How Radial Attention reduces the cost of video diffusion by 4.4 times without sacrificing quality
Introduction to video diffusion model and computing challenges
The diffusion model has made impressive progress in producing high-quality, coherent videos, which is based on the success of image synthesis. However, processing the additional time dimensions in videos significantly increase computational demands, especially because the scale in terms of self-spublishing reduces the sequence length. This makes it difficult to effectively train or run these models on long videos. Attempts like Sparse Video Origin use attention head classification to speed up reasoning, but they struggle with accuracy and generalization during training. Other methods replace Soft Max’s attention with linear alternatives, although these methods often require significant architectural changes. Interestingly, over time, the natural energy decay of the signal stimulates new, more effective modeling strategies.

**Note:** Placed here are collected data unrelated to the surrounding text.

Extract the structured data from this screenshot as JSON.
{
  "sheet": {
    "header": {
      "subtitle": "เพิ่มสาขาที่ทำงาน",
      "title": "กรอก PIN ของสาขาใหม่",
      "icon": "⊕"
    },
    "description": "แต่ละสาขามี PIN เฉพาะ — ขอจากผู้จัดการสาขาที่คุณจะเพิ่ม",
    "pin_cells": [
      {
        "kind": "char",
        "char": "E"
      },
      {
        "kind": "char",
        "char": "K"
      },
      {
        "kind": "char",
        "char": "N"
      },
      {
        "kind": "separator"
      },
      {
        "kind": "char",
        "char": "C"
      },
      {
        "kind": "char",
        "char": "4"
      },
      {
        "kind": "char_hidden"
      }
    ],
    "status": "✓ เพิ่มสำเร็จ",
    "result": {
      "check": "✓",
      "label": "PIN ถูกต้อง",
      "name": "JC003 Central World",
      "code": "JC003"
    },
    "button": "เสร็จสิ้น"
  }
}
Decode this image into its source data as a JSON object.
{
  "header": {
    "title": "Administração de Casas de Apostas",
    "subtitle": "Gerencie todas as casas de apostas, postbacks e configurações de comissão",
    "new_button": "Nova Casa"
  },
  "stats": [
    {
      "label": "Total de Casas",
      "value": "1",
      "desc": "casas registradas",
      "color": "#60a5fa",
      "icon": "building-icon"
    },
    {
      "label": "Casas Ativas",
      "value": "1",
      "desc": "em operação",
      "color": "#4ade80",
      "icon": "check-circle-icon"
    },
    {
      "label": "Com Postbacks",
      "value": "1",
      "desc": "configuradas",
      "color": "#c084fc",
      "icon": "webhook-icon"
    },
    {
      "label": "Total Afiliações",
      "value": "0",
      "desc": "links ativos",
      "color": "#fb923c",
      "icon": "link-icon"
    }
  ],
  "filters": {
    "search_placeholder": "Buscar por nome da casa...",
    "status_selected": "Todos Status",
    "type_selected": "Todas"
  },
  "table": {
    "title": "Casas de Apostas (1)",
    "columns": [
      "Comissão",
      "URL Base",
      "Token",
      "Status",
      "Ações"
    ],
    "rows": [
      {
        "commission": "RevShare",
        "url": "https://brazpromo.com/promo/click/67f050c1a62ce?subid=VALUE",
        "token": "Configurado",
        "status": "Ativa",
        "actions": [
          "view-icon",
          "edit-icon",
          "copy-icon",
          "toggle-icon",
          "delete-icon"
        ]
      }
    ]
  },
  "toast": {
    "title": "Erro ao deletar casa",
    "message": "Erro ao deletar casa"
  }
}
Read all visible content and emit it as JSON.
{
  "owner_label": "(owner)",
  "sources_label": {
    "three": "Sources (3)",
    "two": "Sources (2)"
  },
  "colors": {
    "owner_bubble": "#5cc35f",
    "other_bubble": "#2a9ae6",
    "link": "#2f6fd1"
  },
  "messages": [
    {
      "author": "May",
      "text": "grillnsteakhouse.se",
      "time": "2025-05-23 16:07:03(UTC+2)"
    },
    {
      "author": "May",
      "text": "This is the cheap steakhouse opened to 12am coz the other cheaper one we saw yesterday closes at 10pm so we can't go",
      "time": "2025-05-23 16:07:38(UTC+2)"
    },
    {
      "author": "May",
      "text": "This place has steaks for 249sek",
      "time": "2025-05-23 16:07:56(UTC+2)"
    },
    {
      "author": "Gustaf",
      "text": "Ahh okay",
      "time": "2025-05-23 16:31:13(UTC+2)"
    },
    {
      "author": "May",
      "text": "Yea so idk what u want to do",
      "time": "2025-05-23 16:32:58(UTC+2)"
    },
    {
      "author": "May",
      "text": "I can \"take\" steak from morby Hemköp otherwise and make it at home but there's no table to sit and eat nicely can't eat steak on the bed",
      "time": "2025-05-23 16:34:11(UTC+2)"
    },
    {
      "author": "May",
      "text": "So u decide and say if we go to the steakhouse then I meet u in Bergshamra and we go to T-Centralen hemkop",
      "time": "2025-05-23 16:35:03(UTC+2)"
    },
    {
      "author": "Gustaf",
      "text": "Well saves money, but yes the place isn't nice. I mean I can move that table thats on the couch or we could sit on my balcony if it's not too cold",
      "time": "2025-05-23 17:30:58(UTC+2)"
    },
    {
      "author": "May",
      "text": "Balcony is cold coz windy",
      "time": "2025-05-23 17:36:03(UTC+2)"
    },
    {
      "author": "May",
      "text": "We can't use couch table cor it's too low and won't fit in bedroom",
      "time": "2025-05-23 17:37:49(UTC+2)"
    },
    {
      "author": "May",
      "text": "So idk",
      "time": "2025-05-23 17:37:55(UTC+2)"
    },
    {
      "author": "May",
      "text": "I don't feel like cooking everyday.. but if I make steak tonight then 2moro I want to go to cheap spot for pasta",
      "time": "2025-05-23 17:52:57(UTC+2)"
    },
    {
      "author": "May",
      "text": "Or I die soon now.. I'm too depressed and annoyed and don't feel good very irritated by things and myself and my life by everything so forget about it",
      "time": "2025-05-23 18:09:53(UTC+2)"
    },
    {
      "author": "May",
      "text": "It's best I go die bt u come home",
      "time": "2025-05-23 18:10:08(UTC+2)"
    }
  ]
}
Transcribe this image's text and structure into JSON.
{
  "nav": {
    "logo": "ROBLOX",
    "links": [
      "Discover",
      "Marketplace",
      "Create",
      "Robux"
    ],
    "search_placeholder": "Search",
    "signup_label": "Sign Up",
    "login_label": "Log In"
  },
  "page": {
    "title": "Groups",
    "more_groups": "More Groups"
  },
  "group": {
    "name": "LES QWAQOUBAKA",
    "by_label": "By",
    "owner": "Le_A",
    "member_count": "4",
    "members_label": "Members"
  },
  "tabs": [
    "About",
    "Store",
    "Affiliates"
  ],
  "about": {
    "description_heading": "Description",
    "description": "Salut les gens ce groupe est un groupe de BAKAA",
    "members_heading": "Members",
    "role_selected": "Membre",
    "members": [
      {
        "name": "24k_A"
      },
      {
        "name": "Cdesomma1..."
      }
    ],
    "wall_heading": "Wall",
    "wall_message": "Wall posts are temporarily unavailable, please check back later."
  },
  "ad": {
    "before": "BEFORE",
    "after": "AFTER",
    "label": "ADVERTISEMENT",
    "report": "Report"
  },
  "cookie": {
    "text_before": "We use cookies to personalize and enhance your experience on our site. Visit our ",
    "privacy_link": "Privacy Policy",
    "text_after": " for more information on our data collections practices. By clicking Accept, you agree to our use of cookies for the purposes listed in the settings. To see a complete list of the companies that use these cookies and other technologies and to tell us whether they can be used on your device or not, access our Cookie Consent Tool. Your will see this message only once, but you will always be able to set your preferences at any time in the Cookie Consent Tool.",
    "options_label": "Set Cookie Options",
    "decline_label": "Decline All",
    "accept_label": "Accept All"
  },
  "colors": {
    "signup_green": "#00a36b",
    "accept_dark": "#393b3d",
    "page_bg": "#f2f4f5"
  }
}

The evolution of attention mechanism in video synthesis
Early video models extended the 2D architecture by combining time components, but new approaches such as DIT and Latte enhanced spatiotemporal modeling with advanced attention mechanisms. Although 3D intensive attention reaches state-of-the-art performance, its computational cost increases rapidly with the length of the video, which makes the generation of long-term video expensive. Techniques such as time-step distillation, quantization, and sparse attention help relieve this burden, but are often overlooked for the unique structure of video data. Although alternatives such as linear or layered attention increase efficiency, they are often effective in practice to maintain detail or expand.
Introduction to space-time energy decay and radial attention
Researchers at MIT, NVIDIA, Princeton, UC Berkeley, Stanford University and First Intelligence have identified a phenomenon called space-time energy decay in a video diffusion modelAs the spatial or temporal distance increases, attention between the tokens decreases, which reflects the way the signal fades naturally. Inspired by this, they proposed radial attention, a sparse attention mechanism with O(n log n) complexity. It uses a static attention mask, and the tokens mostly take place on nearby masks, and the attention window shrinks over time. This allows pre-trained models to generate videos up to four times longer, reducing training costs by 4.4 times and reducing inference time by 3.7 times while preserving video quality.
Sparse attention using the principle of energy decay
Radial attention is based on the insight that attention scores in video models decrease with increasing space and time distances, a phenomenon known as space-time energy decay. Radial attention strategically reduces the situation of weaker attention rather than focusing on all tokens equally. It introduces a sparse attention mask that decays exponentially outward in both time and time, retaining only the most relevant interactions. This leads to O(n log n) complexity, making it faster and more efficient than intensive attention. Additionally, with minimal fine tuning from the Lora adapter, pre-trained models can be adapted to efficiently and efficiently generate longer videos.
Evaluation of video diffusion model
Radial attention was evaluated on three leading text-to-video diffusion models: Mochi 1, Hunyuanvideo and Wan2.1, both showing improvements in speed and quality. Baselines such as SVG and PowerContention provide better perceptual quality and significant computational growth, including faster inference speeds up to 3.7 times, and 4.4 times lower training costs for extended videos compared to existing sparse attention baselines. It effectively extends to 4x longer video lengths and maintains compatibility with existing Loras (including style Loras). Importantly, in some cases, Lora’s fine-tuning and radial focus fine-tuning are superior to full fine-tuning, indicating its effectiveness and resource efficiency for high-quality long-term power generation.
Conclusion: Scalable and effective long video generation
In summary, radial attention is a sparse attention mechanism designed to effectively handle long-term video generation in diffusion models. Inspired by the observed decline in attention scores, as space and time distances increase, the researchers call radial radial attention for space-time energy decay, an approach that mimics the reduced calculation of natural decay. It utilizes static attention mode, with windows exponentially shrinking, achieving up to 1.9x performance and supporting up to 4x videos. With the help of lightweight fine tuning based on Lora, it significantly reduces the cost of training (4.4×) and inference (multiplied by 3.7x), while both retaining video quality in multiple state-of-the-art diffusion models.
Check Paper and Github page. All credits for this study are to the researchers on the project. Also, please stay tuned for us twitter,,,,, Youtube and Spotify And don’t forget to join us 100K+ ml reddit And subscribe Our newsletter.

Sana Hassan, a consulting intern at Marktechpost and a dual-degree student at IIT Madras, is passionate about applying technology and AI to address real-world challenges. He is very interested in solving practical problems, and he brings a new perspective to the intersection of AI and real-life solutions.